Figure 1

Differentiation of MK cells and suppression of bone resorption by MK CM. (a) K562 cells were incubated with phorbol 12-myristate 13-acetate (PMA) for the indicated times. (b) Cells from mouse fetal liver were differentiated with thrombopoietin (TPO) for the indicated days. Arrows indicate proplatelet-bearing megakaryocytes (MKs). Cell morphology was observed by microscope, and MK differentiation was detected by Wright-Giemsa staining at 3 and 4 days, respectively. Scale bars, 100 μm. (c) DNA polyploid content was analyzed by flow cytometry. K562 and primary cells were treated with PMA or TPO for 3 days or 4 days, respectively. The percentage of cells in each ploidy (2 N, 4 N, and ≥8 N) was shown. (d) Differentiation rates of K562 and primary cells.
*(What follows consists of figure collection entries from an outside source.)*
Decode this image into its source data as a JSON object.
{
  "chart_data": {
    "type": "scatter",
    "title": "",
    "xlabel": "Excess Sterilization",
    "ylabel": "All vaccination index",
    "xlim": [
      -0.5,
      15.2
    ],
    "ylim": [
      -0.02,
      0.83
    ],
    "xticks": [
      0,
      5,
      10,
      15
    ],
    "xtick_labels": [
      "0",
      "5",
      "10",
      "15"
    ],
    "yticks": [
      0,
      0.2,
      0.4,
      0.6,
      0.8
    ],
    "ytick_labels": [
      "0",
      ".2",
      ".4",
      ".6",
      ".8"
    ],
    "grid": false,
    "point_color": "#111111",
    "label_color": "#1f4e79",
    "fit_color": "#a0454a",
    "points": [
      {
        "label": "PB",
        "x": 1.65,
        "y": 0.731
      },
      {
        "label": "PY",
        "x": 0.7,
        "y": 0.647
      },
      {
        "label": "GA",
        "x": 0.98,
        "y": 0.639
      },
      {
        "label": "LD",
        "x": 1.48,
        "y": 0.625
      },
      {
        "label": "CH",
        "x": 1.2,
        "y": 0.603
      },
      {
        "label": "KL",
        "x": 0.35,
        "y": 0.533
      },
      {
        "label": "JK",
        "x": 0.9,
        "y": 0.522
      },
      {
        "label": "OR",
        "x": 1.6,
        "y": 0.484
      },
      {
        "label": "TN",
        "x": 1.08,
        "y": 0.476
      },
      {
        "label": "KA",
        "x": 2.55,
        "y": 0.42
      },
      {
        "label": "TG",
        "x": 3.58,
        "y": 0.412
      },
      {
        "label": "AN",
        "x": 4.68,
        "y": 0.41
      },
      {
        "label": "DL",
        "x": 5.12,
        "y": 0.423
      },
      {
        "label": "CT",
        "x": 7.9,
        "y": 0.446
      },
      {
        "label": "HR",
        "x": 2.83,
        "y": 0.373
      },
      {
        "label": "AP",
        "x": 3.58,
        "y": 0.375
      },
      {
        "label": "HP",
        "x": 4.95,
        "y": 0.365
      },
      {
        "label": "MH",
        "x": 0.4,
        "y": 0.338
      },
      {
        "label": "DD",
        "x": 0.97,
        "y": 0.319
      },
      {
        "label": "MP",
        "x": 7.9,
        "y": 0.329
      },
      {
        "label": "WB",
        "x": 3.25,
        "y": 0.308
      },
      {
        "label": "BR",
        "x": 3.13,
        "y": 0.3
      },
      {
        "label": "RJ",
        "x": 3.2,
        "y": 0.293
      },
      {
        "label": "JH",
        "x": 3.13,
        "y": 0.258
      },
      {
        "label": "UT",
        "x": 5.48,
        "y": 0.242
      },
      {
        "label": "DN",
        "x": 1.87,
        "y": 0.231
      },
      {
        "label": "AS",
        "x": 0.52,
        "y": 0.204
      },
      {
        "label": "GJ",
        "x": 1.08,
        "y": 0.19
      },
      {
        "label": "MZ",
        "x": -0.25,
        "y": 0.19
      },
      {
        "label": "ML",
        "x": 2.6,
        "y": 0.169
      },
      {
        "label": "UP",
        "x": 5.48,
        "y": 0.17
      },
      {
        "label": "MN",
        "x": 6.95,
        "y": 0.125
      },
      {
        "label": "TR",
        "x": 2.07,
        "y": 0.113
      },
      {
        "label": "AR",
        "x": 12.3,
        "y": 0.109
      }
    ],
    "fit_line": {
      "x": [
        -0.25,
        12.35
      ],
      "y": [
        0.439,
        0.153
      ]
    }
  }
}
Mature MKs were scored by counting larger than 25 µm in diameter and extensive multinuclearity. (e) A resorption pit formation assay of mouse bone marrow macrophages (BMMϕ) cultured with M-CSF and RANKL to form osteoclasts in the presence or absence of 10% (v/v) conditioned media (CM) of MKs and pro-megakaryocytes (pro-MKs) on a dentine disc for the indicated times. MKs were derived from K562 cells. Resorbed areas were quantified as percentages of the total area. Data are presented as mean ± SEM. *P < 0.05 vs. non-conditioned media (non-CM, α-MEM media) or primary cells; ^#P < 0.05 vs. pro-MK CM. NS, not significant.